Alistair Darling, in his latest and probably his last budget, has confirmed that duties on beers, wines and spirits will go ahead with a tax escalator which automatically increases tax on alcohol by two percentage points above inflation and he is putting 10% on cider, all from midnight this Sunday (March 28).
He added that there was a “long standing anomaly” with the duty on cider and in September the categories would be redefined with stronger cider being taxed more heavily – a move designed to tackle harmful and under-age drinking.
The Wine & Spirit Trade Association, the lead body for the industry, has come out and said the “5.1% increase in alcohol duty brings further unwanted price rises for consumers and threatens to cause more job losses in the drinks industry in the year ahead.”
WSTA chief executive Jeremy Beadles said: "Successive punitive tax rises on alcohol are taking their toll on household budgets and mean further job losses in the drinks industry are on the cards this year.
"The last year alone has seen business closures and 30,000 job losses and today's Budget means higher prices for consumers and more misery in a sector that ought to be part of Britain's economic recovery."
The WSTA says the budget rise means taxes on wine and spirits have risen by more than 25% and 20% respectively since March 2008. Since 1997 the Government has taken an extra £4 billion from consumers in alcohol taxes.
The effect of the tax on a typical item is as follows:
- 10 pence on a 75cl bottle of wine
- 36 pence on a 70cl bottle of spirits
- 2 pence on a pint of beer
Gavin Hewitt, chief executive of The Scotch Whisky Association, said: “The Chancellor’s duty escalator policy is totally misguided. The policy has failed.
“Revenue from spirits to the Treasury fell by £49m in 2009. Today’s duty rise by a Scottish Chancellor will not secure the increased revenue that he is looking for and undermines an industry that brings massive economic benefit to Scotland. He has hit Scotch at home and set a bad example for duty regimes in our export markets. Today’s decision is worsened by the announcement that the above inflation rises will continue for an extra two years to 2015,” said Hewitt.
“After the election the new government needs to take a long hard look at the excise duty regime.

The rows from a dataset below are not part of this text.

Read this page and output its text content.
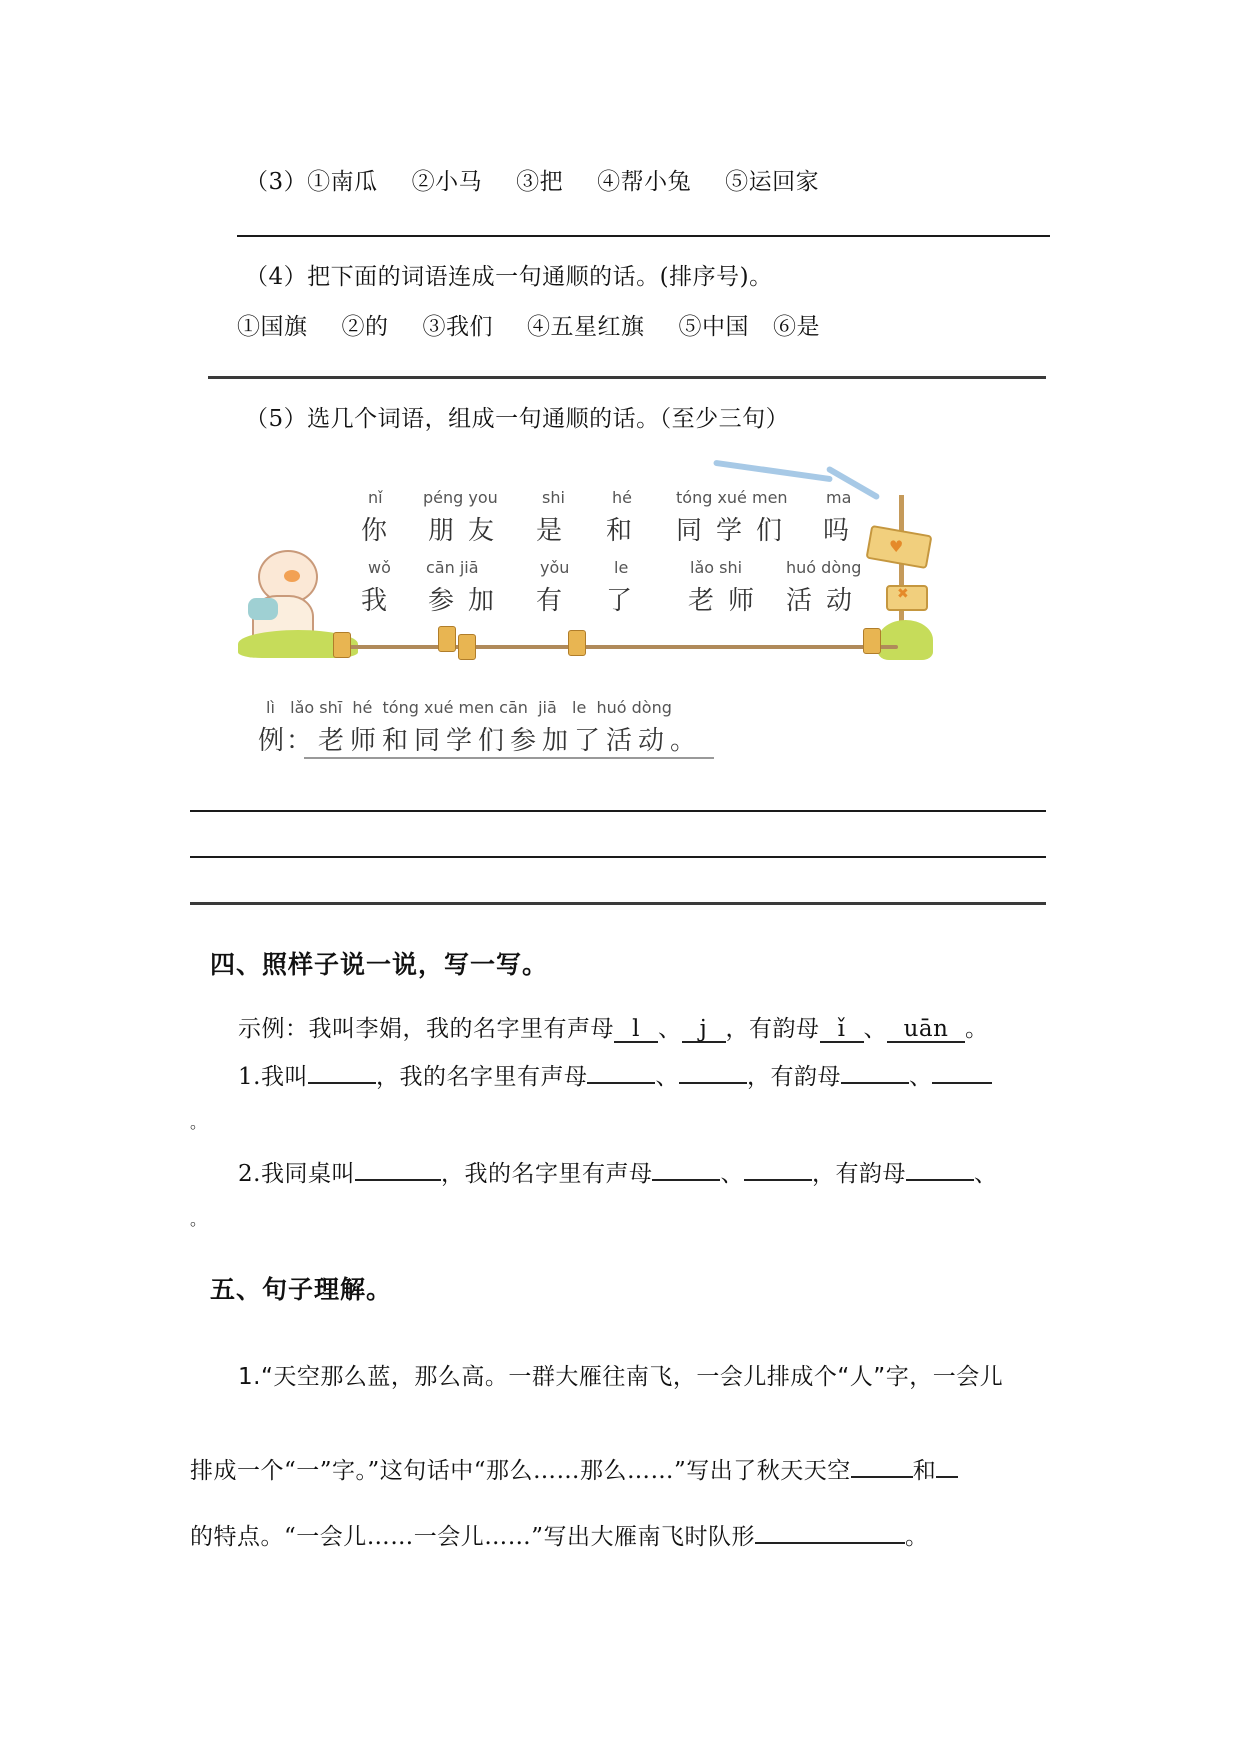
（3）①南瓜 ②小马 ③把 ④帮小兔 ⑤运回家
（4）把下面的词语连成一句通顺的话。(排序号)。
①国旗 ②的 ③我们 ④五星红旗 ⑤中国 ⑥是
（5）选几个词语，组成一句通顺的话。（至少三句）
♥
✖
nǐ
你
péng you
朋友
shi
是
hé
和
tóng xué men
同学们
ma
吗
wǒ
我
cān jiā
参加
yǒu
有
le
了
lǎo shi
老师
huó dòng
活动
lì   lǎo shī  hé  tóng xué men cān  jiā   le  huó dòng
例 ：老师和同学们参加了活动。
四、照样子说一说，写一写。
示例：我叫李娟，我的名字里有声母 l 、 j ，有韵母 ǐ 、 uān 。
1.我叫	，我的名字里有声母	、	，有韵母	、
。
2.我同桌叫	，我的名字里有声母	、	，有韵母	、
。
五、句子理解。
1.“天空那么蓝，那么高。一群大雁往南飞，一会儿排成个“人”字，一会儿
排成一个“一”字。”这句话中“那么……那么……”写出了秋天天空	和
的特点。“一会儿……一会儿……”写出大雁南飞时队形	。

The escalator should be abolished, duty on spirits should be frozen and the duty discrimination faced by Scotch, which the chancellor has worsened again today, should be addressed through approximation of duty rates, and eventually duty equivalence for all alcoholic drinks over the life of the next Parliament.”
Henry Chevallier, chair of the National Association of Cider Makers (NACM) said: “We knew we were being singled out – the Pre Budget Report told us that.
“We are at saturation point on the duty on alcohol – even for a success story like cider. This dramatic increase could well reverse the growth we have generated in recent years.
“Depending on how retailers deal with the duty this will add significantly to what consumers pay for a pint of cider. We have no control over the retail price of cider, but it could mean up to 10p a pint.
“The Chancellor has a big budget deficit to address and whilst it might appear obvious to increase the tax on alcohol, the reality is likely to mean reduced demand and therefore less cash in the Treasury coffers,” said Chevallier.
“What makes this so serious is that cider makers have invested millions to plant thousands of acres of new orchards in the last decade,” he concluded.
Peter Darbyshire, managing director of major UK wine supplier PLB, said: “This budget, aside from being highly damaging to cider producers, has really left us in limbo. He hasn’t necessarily damaged the industry any more than he has already over the years, but neither has he made any commitment to helping us in the future, particularly in light of the pub closures.
“The only slight blessing is that there has been no talk of a minimum price on alcohol which I hope is because he has listened to the WSTA’s argument, but I still don’t consider him to be a friend to our business and we’re still in the position of seeing a fall off in revenue for our industry as price points will remain. There is a potential transfer of purchase to neighbouring countries especially if the exchange rate recovers (admittedly an unlikely eventuality),” said Darbyshire.